Protokoll
„Zeitgeister“ sei Teil eines noch nicht vollendeten Films, der als Tagebuch den realen Umzug von Barbara Teufel von Kreuzberg zum Prenzlauer Berg aufzeichnet. Dabei seien für sie die kleinen Veränderungen im Gegensatz zur öffentlichen Medienrealität wichtig gewesen. Der Film beginne in der Fabriketage der alten West-WG und ende in der neuen Wohnung im Osten. Der hier gezeigte Teil sei das Ende des Films.
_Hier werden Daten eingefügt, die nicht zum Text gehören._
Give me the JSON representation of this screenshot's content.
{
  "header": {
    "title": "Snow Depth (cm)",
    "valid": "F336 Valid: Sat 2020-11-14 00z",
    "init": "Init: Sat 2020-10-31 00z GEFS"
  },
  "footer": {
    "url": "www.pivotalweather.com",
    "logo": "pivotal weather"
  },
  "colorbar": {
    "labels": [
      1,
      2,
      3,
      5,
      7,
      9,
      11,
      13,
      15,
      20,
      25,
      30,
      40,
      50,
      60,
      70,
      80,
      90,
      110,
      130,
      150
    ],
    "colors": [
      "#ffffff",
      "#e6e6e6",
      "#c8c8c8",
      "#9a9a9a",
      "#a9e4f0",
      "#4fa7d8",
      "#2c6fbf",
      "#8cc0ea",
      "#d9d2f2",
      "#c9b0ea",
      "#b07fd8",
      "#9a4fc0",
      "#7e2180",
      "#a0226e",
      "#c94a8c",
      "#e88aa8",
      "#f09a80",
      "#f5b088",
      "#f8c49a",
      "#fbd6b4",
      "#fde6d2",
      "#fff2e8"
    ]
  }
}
Dietrich Leder entschuldigte sich später. daß der Film nicht als Fragment und work in progress ausgewiesen gewesen sei. Die Statuten von Duisburg verlangten eigentlich fertige abendfüllende Filme, aber Regeln seien dazu da. sie entsprechend übertreten zu können. Nachdem Klaus Kreimeier die Wort- und Bildsprache im Kontext eindringlicher Sprachlosigkeit und der Gleichwertigkeit der Dinge und Dietrich Leder die Toncollage, die genauen Schnittübergänge und die Beiläufigkeit, in der das Fundstück der Stasi-Handakte auftauche, gelobt hatte bemerkte letzterer. durch Werner Ruzickas diesjähriges Motto inspiriert, in diesem Film fänden auch Begegnungen von Blicken statt.
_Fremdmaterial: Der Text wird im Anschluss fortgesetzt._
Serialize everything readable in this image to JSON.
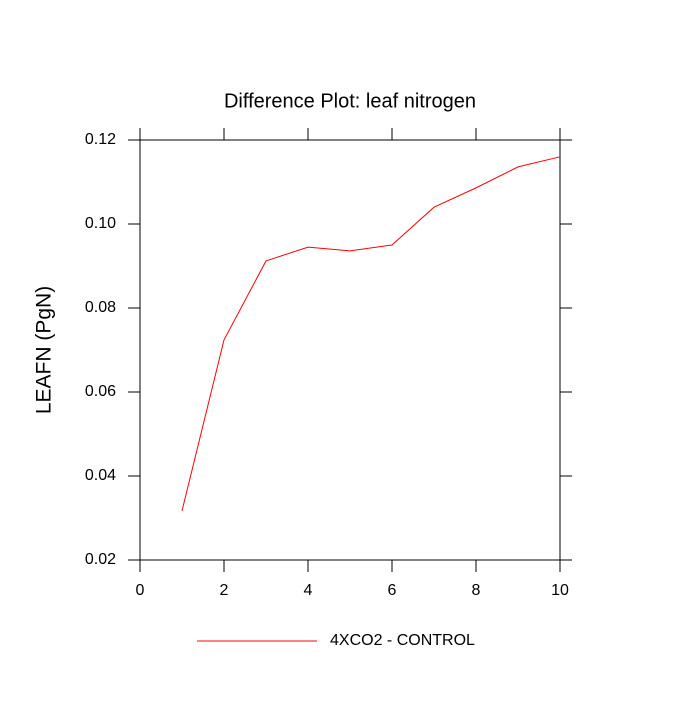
{
  "chart_data": {
    "type": "line",
    "title": "Difference Plot: leaf nitrogen",
    "y_label": "LEAFN  (PgN)",
    "x": [
      1,
      2,
      3,
      4,
      5,
      6,
      7,
      8,
      9,
      10
    ],
    "series": [
      {
        "name": "4XCO2 - CONTROL",
        "color": "#ff0000",
        "values": [
          0.0317,
          0.0724,
          0.0912,
          0.0945,
          0.0936,
          0.095,
          0.104,
          0.1086,
          0.1136,
          0.116
        ]
      }
    ],
    "xlim": [
      0,
      10
    ],
    "xticks": [
      0,
      2,
      4,
      6,
      8,
      10
    ],
    "ylim": [
      0.02,
      0.12
    ],
    "yticks": [
      0.02,
      0.04,
      0.06,
      0.08,
      {
        "value": 0.1,
        "label": "0.10"
      },
      0.12
    ],
    "legend": "bottom"
  }
}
Barbara Teufel ergänzte, daß nach oberflächlichen Gemeinsamkeiten schnell die grundsätzlich anderen Erfahrungen, die den West/Ost-Biographien zu grunde lägen, spürbar würden. Sie habe sich als Vertreterin der westlichen Welt ähnlich wie in der Dritten Welt gefühlt. Der West/Ost-Umzug zwinge sie, ihre Identität neu zu überprüfen.
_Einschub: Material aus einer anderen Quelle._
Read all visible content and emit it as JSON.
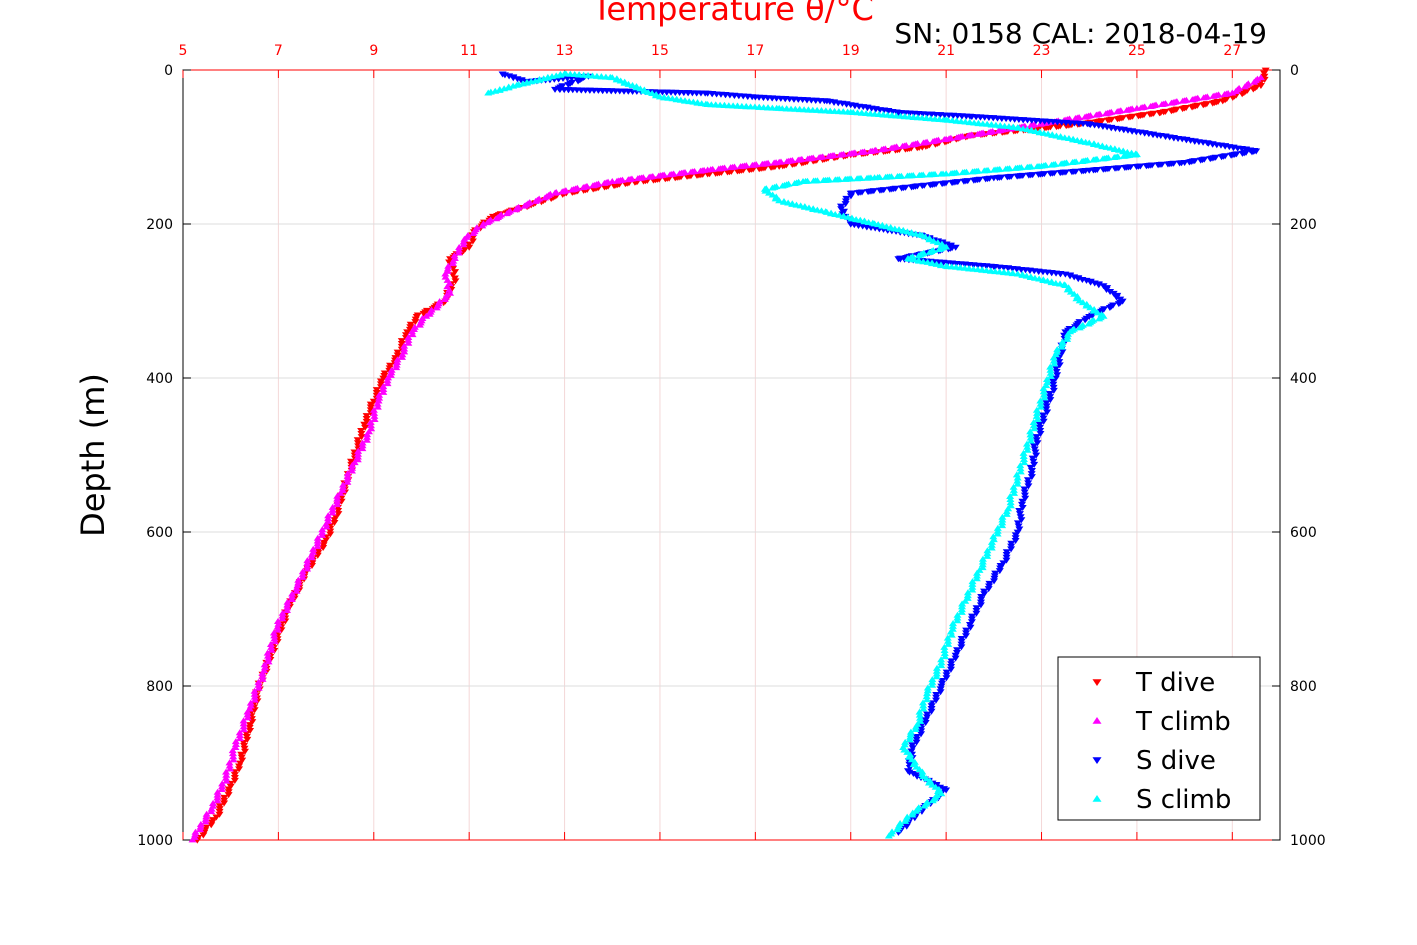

Die Frage Dietrich Leders, ob die Film-blicke mit ihrer s/w-Ästhetik und Hinterhofidylle nicht typisch westliche seien wurde von zwei eingesessenen Bewohnerinnen des Prenzlauer Berges verneint.
Eine andere Diskutantin hatte allerdings die Tonspur genervt; sie könne die Reflexionsebene des Textes nicht ernst nehmen. Der kurz aufglimmende Disput über schichtenspezifische Ästhetik wurde von Klaus Wildenhahn mit dem Hinweis auf Wolfgang Hilbig als Mann der Arbeiterklasse, der eine ähnlich gebrochene Sprache benutze, schnell beendet.
Die Bemerkung Barbara Teufels, der Text sei morgens zwischen drei und vier Uhr morgens entstanden, war Dietrich Leder dann noch Anlaß zur abschließenden Bemerkung, daß dies auch in Duisburg die Stunde der richtigen Worte sei.
Peter Badel ergänzte zum Film von Barbara Teufel, er habe selber in diesem Haus bis 1984 gewohnt.
Dietrich Leder beschrieb dann „Im schönsten Wiesengrunde“. Der Film beginne mit einer Abschweifung und mache diese zum Thema, allerdings überstrahle die Szene mit dem „Walroß“ die anderen Szenen: insgesamt löse der Film Erstaunen und Mitleid aus.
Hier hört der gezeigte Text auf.